La pensée s’est découverte comme, avant d’être connaissance et c’est la grande découverte de toute cette lignée d’allemands. Avant même d’être connaissance, elle a un fond plus profond, et ce fond plus profond est dénommé croyance. Et si bizarre que ce soit, l’origine de tout ça, je crois, c’était chez Kant...et pourtant et pourtant... car c’est Kant qui avait découvert qu’au plus profond de la connaissance, il y avait dans la pensée la croyance et que toute connaissance présupposait la croyance. Bon, mais comment ? Quel tour ça devait prendre ? Quelle drôle d’allure ça devait prendre cette découverte kantienne ? Tout nous est rendu, c’est le mystère, encore une fois, ou de la foi ou de la répétition.
-  Le blanc, le noir, le gris, comme puissances de la lumière. Vous voyez, alors que dans l’alternance des termes c’était encore une fois le blanc qui emprisonne la lumière, le noir qui en marque la cessation.

Or, si vous êtes sensibles à ça, il me semble, si vous êtes le moins du monde sensible à ce thème même indépendamment du problème de la foi, il a déjà une traduction esthétique. Si vous pensez au cinéma de Dreyer, c’est exactement ce que je viens de vous raconter, c’est la grande trilogie de Dreyer. Les trois femmes ? je mets de côté Jeanne d’Arc pour qui c’est évident ? mais les trois femmes qui s’élèvent au choix et à la conscience du choix, au choix et à la conscience du choix. Et dès lors, soit dans la mort, soit par-delà la mort, il y a même les trois cas : une meurt, une entre guillemets « ressuscite » , une n’a pas besoin de mourir. Et c’est la femme d’Ordet et c’est la femme de Dies irae et c’est la femme de Gertrud. Et la grande trilogie de Dreyer présente précisément, absolument alors, au niveau des images, au niveau de l’art, ce passage de l’alternance, de l’alternance des noirs, des gris et des blancs, à l’alternative comme ferme ? comme faire à la lettre ? comme ferme décision spirituelle. Le choix du choix qui recommence à chaque instant. Et c’est Gertrud qui accède à ce choix à ce moment-là. Tout lui est rendu à commencer parce qu’elle avait perdu de plus précieux, à savoir, elle-même. Tout lui est rendu, c’est-à-dire et d’abord, elle-même. Nous apprenons, tout comme Pascal le disait, que dans l’affaire du pari il s’agissait de nous-mêmes. Tout comme Péguy dira d’une autre façon. Même chose chez Bresson pour le condamné à mort ou pour le curé de campagne.
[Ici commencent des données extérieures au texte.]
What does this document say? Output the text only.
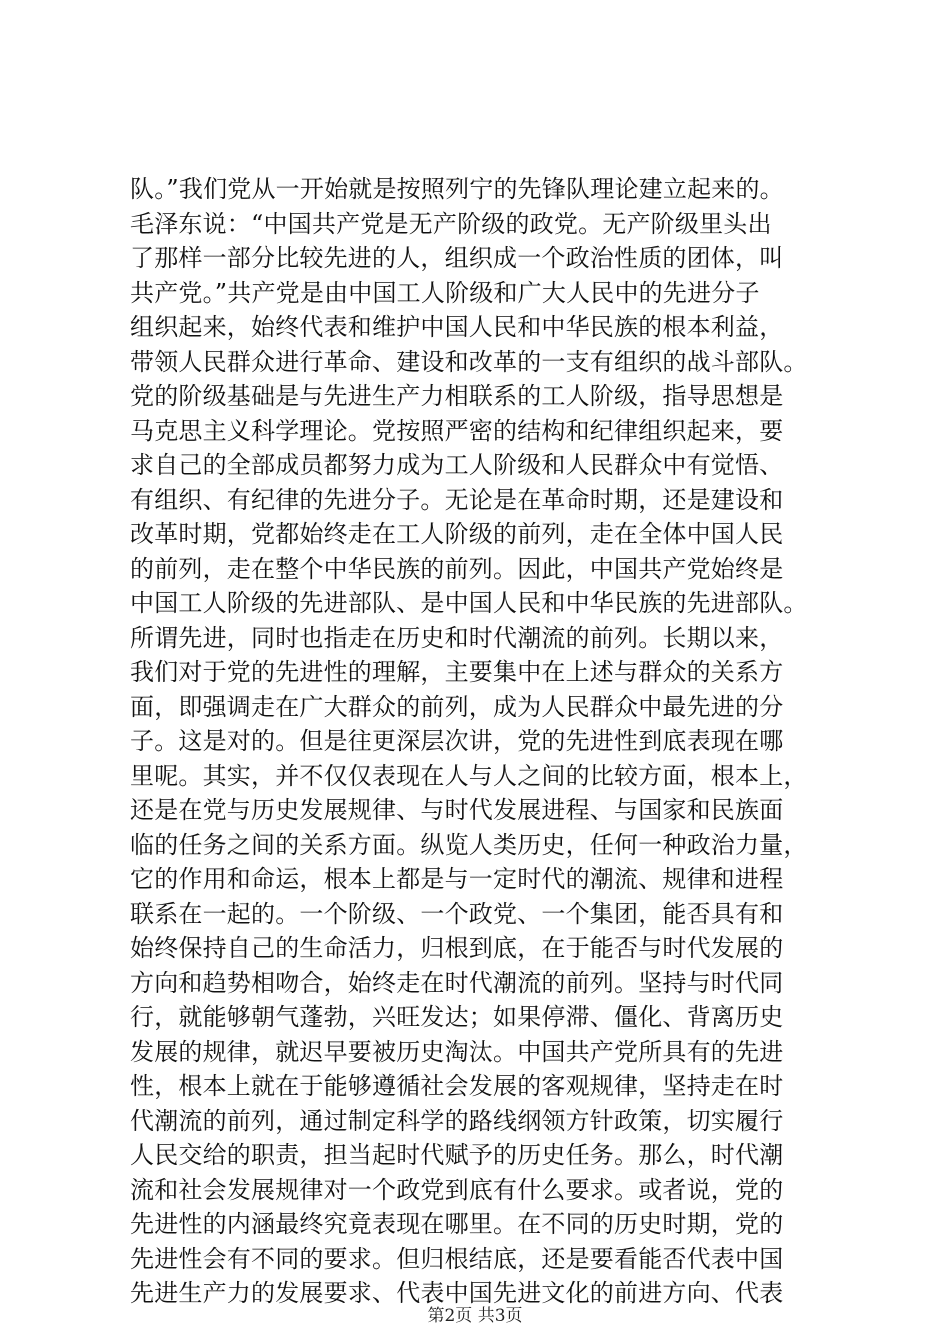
队。”我们党从一开始就是按照列宁的先锋队理论建立起来的。
毛泽东说：“中国共产党是无产阶级的政党。无产阶级里头出
了那样一部分比较先进的人，组织成一个政治性质的团体，叫
共产党。”共产党是由中国工人阶级和广大人民中的先进分子
组织起来，始终代表和维护中国人民和中华民族的根本利益，
带领人民群众进行革命、建设和改革的一支有组织的战斗部队。
党的阶级基础是与先进生产力相联系的工人阶级，指导思想是
马克思主义科学理论。党按照严密的结构和纪律组织起来，要
求自己的全部成员都努力成为工人阶级和人民群众中有觉悟、
有组织、有纪律的先进分子。无论是在革命时期，还是建设和
改革时期，党都始终走在工人阶级的前列，走在全体中国人民
的前列，走在整个中华民族的前列。因此，中国共产党始终是
中国工人阶级的先进部队、是中国人民和中华民族的先进部队。
所谓先进，同时也指走在历史和时代潮流的前列。长期以来，
我们对于党的先进性的理解，主要集中在上述与群众的关系方
面，即强调走在广大群众的前列，成为人民群众中最先进的分
子。这是对的。但是往更深层次讲，党的先进性到底表现在哪
里呢。其实，并不仅仅表现在人与人之间的比较方面，根本上，
还是在党与历史发展规律、与时代发展进程、与国家和民族面
临的任务之间的关系方面。纵览人类历史，任何一种政治力量，
它的作用和命运，根本上都是与一定时代的潮流、规律和进程
联系在一起的。一个阶级、一个政党、一个集团，能否具有和
始终保持自己的生命活力，归根到底，在于能否与时代发展的
方向和趋势相吻合，始终走在时代潮流的前列。坚持与时代同
行，就能够朝气蓬勃，兴旺发达；如果停滞、僵化、背离历史
发展的规律，就迟早要被历史淘汰。中国共产党所具有的先进
性，根本上就在于能够遵循社会发展的客观规律，坚持走在时
代潮流的前列，通过制定科学的路线纲领方针政策，切实履行
人民交给的职责，担当起时代赋予的历史任务。那么，时代潮
流和社会发展规律对一个政党到底有什么要求。或者说，党的
先进性的内涵最终究竟表现在哪里。在不同的历史时期，党的
先进性会有不同的要求。但归根结底，还是要看能否代表中国
先进生产力的发展要求、代表中国先进文化的前进方向、代表
第2页 共3页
Donc on butte là-dessus, on butte là-dessus, voilà et ben... qu’est-ce qui se passe ? comment ? On ne peut pas dire simplement, comme je disais, on ne peux pas se contenter de dire... on ne peut pas se contenter de dire, voilà c’est la foi qui commence là dans quoi qu’on a mis nos pieds. Il faut quand même essayer de s’en tirer. Alors je me dis, quitte à accumuler ces auteurs, il y en a un qu’on n’a pas vu et qui moi m’intéresse beaucoup parce que c’est tellement, c’est si curieux, si curieux, c’est...c’est Péguy. Peut-être que de Péguy va nous venir une lueur, une lueur de plus. C’est bizarre cette histoire et puis, vous sentez que ? comme on l’a dit pour beaucoup il y a plus d’une fois ? je termine et j’ai besoin d’ invoquer Péguy parce que ça va nous permettre, dans un souci tout pédagogique, un retour à Bergson. Car Péguy se réclame et se proclame disciple de Bergson. Et Bergson, il aime beaucoup Péguy, je crois, mais il trouve quand même que c’est un disciple bizarre...très bizarre. C’est pas tant le christianisme qui gène Bergson ? quoi qu’ à cette époque là.... Bergson était juif, comme vous savez, à la fin de sa vie il est certain qu’il voulait se convertir. Mais à la fin de sa vie c’était l’occupation, donc évidemment il ne s’est pas converti puisqu’ il voulait rester solidaire avec les juifs et il voulait porter l’étoile jaune. Donc, il a exclu qu’il se convertisse. Mais enfin, tous les témoignages de la fin de la vie de Bergson étaient pour la conversion. Mais en tous les cas ça n’aurait pas été un christianisme à la Péguy. Et, on va voir, on va chercher comment Péguy a-t-il pu se croire bergsonien et c’est ça le même problème.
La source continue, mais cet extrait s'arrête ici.